Former secretary of homeland security under President Donald Trump. A former governor of South Dakota, she had no law-enforcement experience before joining the department. She was fired on March 5th 2026 after a controversy over a $220m advertising campaign—one ad featured her on a horse in front of Mount Rushmore telling immigrants: "Break our laws, we'll punish you." Noem claimed Trump had signed off on the campaign; he denied it. Trump announced her dismissal in a lengthy Truth Social post focused largely on her successor, Markwayne Mullin, a senator from Oklahoma.
Noem oversaw DHS's transformation into an entity focused first and foremost on immigration policing. Congress directed nearly $170bn to the department's immigration agencies. Corey Lewandowski, her right-hand man, created an environment of fear and intimidation within the department, according to officials who left. She posed with a gun alongside ICE agents on the southern border.
She and defence secretary Pete Hegseth were given a deadline of April 20th 2025 to recommend whether the Insurrection Act should be invoked for immigration enforcement; the deadline passed without clarity on how the administration would proceed.
By May 2025 America's immigration detention centres had reached capacity: roughly 49,000 detainees against a congressional allocation for 41,500 beds. Stewart Detention Centre, America's second-biggest immigration facility, in rural Georgia, had roughly 1,750 beds but was holding around 2,200 people; newcomers slept on the floor.

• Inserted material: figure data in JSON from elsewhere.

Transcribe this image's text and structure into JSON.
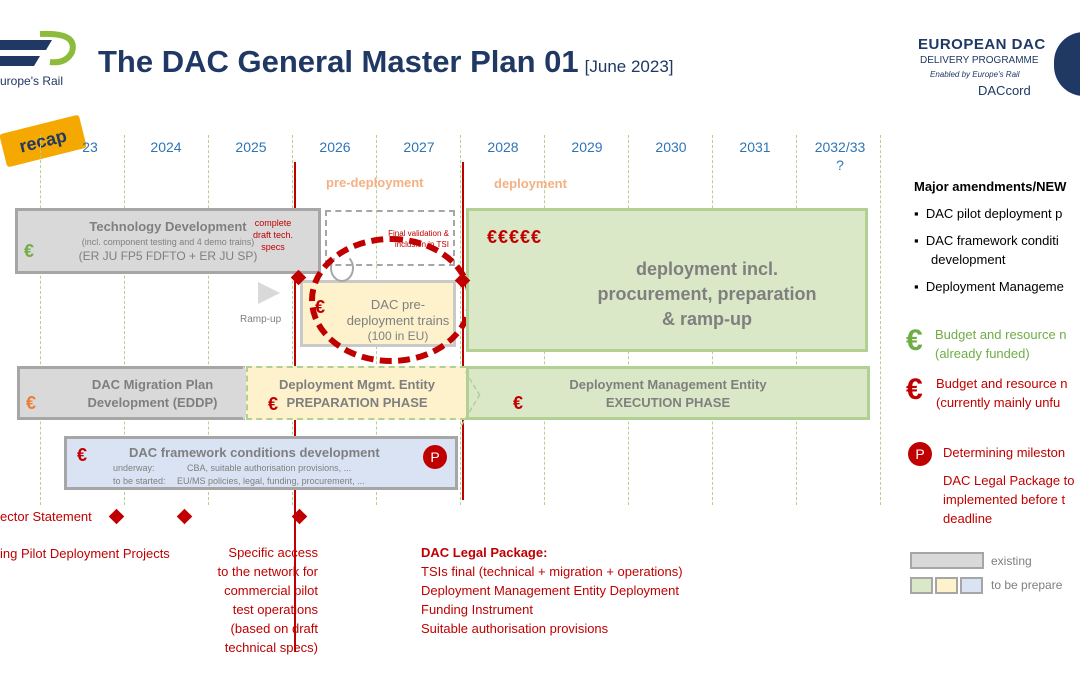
{
  "header": {
    "logo_text": "urope's Rail",
    "title": "The DAC General Master Plan 01",
    "date": "[June 2023]",
    "programme_logo": {
      "line1": "EUROPEAN DAC",
      "line2": "DELIVERY PROGRAMME",
      "line3": "Enabled by Europe's Rail",
      "line4": "DACcord"
    }
  },
  "recap_badge": "recap",
  "timeline": {
    "years": [
      "23",
      "2024",
      "2025",
      "2026",
      "2027",
      "2028",
      "2029",
      "2030",
      "2031",
      "2032/33",
      "?"
    ],
    "pre_deployment_label": "pre-deployment",
    "deployment_label": "deployment"
  },
  "boxes": {
    "tech_dev": {
      "title": "Technology Development",
      "sub1": "(incl. component testing and 4 demo trains)",
      "sub2": "(ER JU FP5 FDFTO + ER JU SP)",
      "euro": "€"
    },
    "draft_specs": "complete draft tech. specs",
    "final_validation": "Final validation & inclusion in TSI",
    "ramp_up": "Ramp-up",
    "pre_deploy_trains": {
      "line1": "DAC pre-",
      "line2": "deployment trains",
      "line3": "(100 in EU)",
      "euro": "€"
    },
    "deployment": {
      "euro": "€€€€€",
      "line1": "deployment incl.",
      "line2": "procurement, preparation",
      "line3": "& ramp-up"
    },
    "migration_plan": {
      "line1": "DAC Migration Plan",
      "line2": "Development (EDDP)",
      "euro": "€"
    },
    "dme_prep": {
      "line1": "Deployment Mgmt. Entity",
      "line2": "PREPARATION PHASE",
      "euro": "€"
    },
    "dme_exec": {
      "line1": "Deployment Management Entity",
      "line2": "EXECUTION PHASE",
      "euro": "€"
    },
    "framework": {
      "title": "DAC framework conditions development",
      "underway_label": "underway:",
      "underway_text": "CBA, suitable authorisation provisions, ...",
      "tbs_label": "to be started:",
      "tbs_text": "EU/MS policies, legal, funding, procurement, ...",
      "euro": "€",
      "p": "P"
    }
  },
  "milestones": {
    "sector_statement": "ector Statement",
    "pilot_projects": "ing Pilot Deployment Projects",
    "specific_access": [
      "Specific access",
      "to the network for",
      "commercial pilot",
      "test operations",
      "(based on draft",
      "technical specs)"
    ],
    "legal_package": {
      "title": "DAC Legal Package:",
      "items": [
        "TSIs final (technical + migration + operations)",
        "Deployment Management Entity Deployment",
        "Funding Instrument",
        "Suitable authorisation provisions"
      ]
    }
  },
  "sidebar": {
    "heading": "Major amendments/NEW",
    "bullets": [
      "DAC pilot deployment p",
      "DAC framework conditi",
      "development",
      "Deployment Manageme"
    ],
    "legend_green": [
      "Budget and resource n",
      "(already funded)"
    ],
    "legend_red": [
      "Budget and resource n",
      "(currently mainly unfu"
    ],
    "legend_p_title": "Determining mileston",
    "legend_p_text": [
      "DAC Legal Package to",
      "implemented before t",
      "deadline"
    ],
    "existing": "existing",
    "to_be_prepared": "to be prepare"
  }
}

ICE's acting director, Todd Lyons, called for a deportation system that functions "like Amazon Prime, but with human beings".
Noem filmed herself at a grotesquely overcrowded megaprison in El Salvador to which roughly 280 immigrants were sent in March and April 2025. She was wearing a $50,000 Rolex.
On May 27th 2025 Noem addressed a rally in Jasionka, Poland, days before the presidential run-off, urging Poles to elect Karol Nawrocki and implying that American troops would remain only if Poles chose a leader willing to work with Trump.
By late January 2026 two Republican senators, Thom Tillis and Lisa Murkowski, had called for Noem's resignation over the handling of a Minneapolis crackdown. A rush to train thousands of new ICE recruits meant that many agents sent into cities were ill-prepared to deal with protests.
Two days after being fired, Noem was thanking Trump for a new assignment as special envoy, hosting the first meeting of the "Shield of the Americas", a hitherto non-existent coalition of right-leaning countries in the western hemisphere.